I politici sostengono che la criminalità che ha ucciso in Sicilia Falcone e Borsellino è stata sconfitta. E’ davvero così?
«Assolutamente no! La mafia non è stata sconfitta. Finita l’epoca di Riina e Provenzano, in Sicilia sono tornati quegli uomini fatti scappare dai precedenti boss, che rientrati dagli Stati Uniti dove risiedevano hanno preso il controllo del territorio e le assicuro sono molto più organizzati rispetto ai precedenti e forse anche più brutali».
Nel suo ultimo libro “Stidda” ha parlato addirittura di minorenni che alla tenera età vengono addestrati per uccidere. Come è oggi la vita dei bambini in una certa parte della Sicilia?
«Questi nuovi boss hanno trovato terreno fertile proprio nelle periferie e guarda caso tra i minorenni. L’arma che ha permesso il cambio al vertice della mafia sono stati proprio i bambini. Le cosche vicino a Riina e Provenzano, infatti, non si aspettavano un addestramento così rapido e capillare su tutto il territorio siciliano. Ecco perché occorre intervenire nelle aree dove c’è maggiore disagio per fare in modo che chi ha difficoltà non trovi rifugio o assistenza da chi nei fatti li immetterà su un cammino senza ritorno, facendo diventare allievi delle scuole medie e superiori degli esperti killer».

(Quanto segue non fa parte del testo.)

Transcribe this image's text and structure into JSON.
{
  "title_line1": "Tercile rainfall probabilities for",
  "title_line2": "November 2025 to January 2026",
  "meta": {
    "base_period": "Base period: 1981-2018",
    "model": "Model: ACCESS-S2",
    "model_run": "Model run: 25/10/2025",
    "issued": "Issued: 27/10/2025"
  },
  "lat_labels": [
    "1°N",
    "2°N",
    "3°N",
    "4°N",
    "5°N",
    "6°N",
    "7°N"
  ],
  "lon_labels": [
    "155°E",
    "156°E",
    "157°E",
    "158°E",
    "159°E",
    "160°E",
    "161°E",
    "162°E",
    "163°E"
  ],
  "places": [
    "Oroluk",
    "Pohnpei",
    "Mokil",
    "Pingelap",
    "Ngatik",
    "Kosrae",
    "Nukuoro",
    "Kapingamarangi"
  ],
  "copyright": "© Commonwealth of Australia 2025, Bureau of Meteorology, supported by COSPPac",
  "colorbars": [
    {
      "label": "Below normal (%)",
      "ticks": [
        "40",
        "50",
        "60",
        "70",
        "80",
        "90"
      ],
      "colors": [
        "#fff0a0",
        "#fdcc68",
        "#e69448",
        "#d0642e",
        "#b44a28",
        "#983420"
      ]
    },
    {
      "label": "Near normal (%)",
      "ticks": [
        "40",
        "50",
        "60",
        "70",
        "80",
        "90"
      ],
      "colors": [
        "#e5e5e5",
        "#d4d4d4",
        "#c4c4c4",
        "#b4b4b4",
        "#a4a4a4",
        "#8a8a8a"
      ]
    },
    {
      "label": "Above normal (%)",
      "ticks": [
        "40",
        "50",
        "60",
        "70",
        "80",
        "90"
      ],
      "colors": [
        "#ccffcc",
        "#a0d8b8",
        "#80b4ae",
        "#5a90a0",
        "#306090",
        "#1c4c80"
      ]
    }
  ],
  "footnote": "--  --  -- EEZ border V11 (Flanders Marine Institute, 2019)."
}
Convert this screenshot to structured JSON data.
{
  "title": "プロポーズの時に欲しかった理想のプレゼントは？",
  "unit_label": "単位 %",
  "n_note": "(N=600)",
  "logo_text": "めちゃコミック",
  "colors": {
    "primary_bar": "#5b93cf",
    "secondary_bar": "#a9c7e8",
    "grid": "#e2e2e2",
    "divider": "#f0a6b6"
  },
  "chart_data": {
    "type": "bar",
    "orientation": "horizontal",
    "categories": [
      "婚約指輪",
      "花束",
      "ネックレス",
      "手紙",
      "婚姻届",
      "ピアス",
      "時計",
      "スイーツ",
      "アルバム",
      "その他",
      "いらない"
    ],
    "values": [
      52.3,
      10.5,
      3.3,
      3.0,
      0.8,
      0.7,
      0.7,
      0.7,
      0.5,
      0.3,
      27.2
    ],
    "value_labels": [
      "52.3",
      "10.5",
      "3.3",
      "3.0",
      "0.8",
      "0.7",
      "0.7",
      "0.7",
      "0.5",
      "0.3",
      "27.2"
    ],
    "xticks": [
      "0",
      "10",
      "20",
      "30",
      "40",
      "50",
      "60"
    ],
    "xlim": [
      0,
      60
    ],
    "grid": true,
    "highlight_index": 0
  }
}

Per il suo lavoro ha ricevuto diverse minacce. Quale è stata la più brutta?
«Quando il mio nome era finito sul taccuino di un importante boss mafioso che da tempo voleva uccidermi e io non lo sapevo. L’ho scoperto solo dopo. E questa cosa non le nascondo mi ha fatto stare molto male. Non è stato facile trovare la forza per andare avanti nelle mie battaglie».
Quale messaggio, quindi, si sente di lanciare a chi ha scelto di stare dall’ “altra parte”?
«Di non mollare. Non è facile in contesti complicati come quello siciliano mantenere tale posizione e soprattutto dove la mafia è invisibile e può essere dietro l’ingegnere o il medico di fiducia. Bisogna, però, credere nello Stato, quello che è riuscito ad arrestare Riina e Provenzano, quello che ci fa sperare ancora in un’Italia dalla malavita».
A proposito di Stato, qualcuno continua a sostenere l’esistenza di una trattativa? E’ d’accordo?
«Non diciamo sciocchezze, i grandi boss sono riusciti a essere arrestati grazie a grandi uomini. Riina è stato trovare grazie a Ultimo, un vero e proprio eroe che ha avuto l’intelligenza di pensare a come scovarlo. Stesso discorso vale per Provenzano, trovato grazie al piano di un magistrato e di un poliziotto, che aiutati da una spiccata intelligenza, hanno trovato il modo per mettere fine a una delle pagine più brutte della storia del Paese».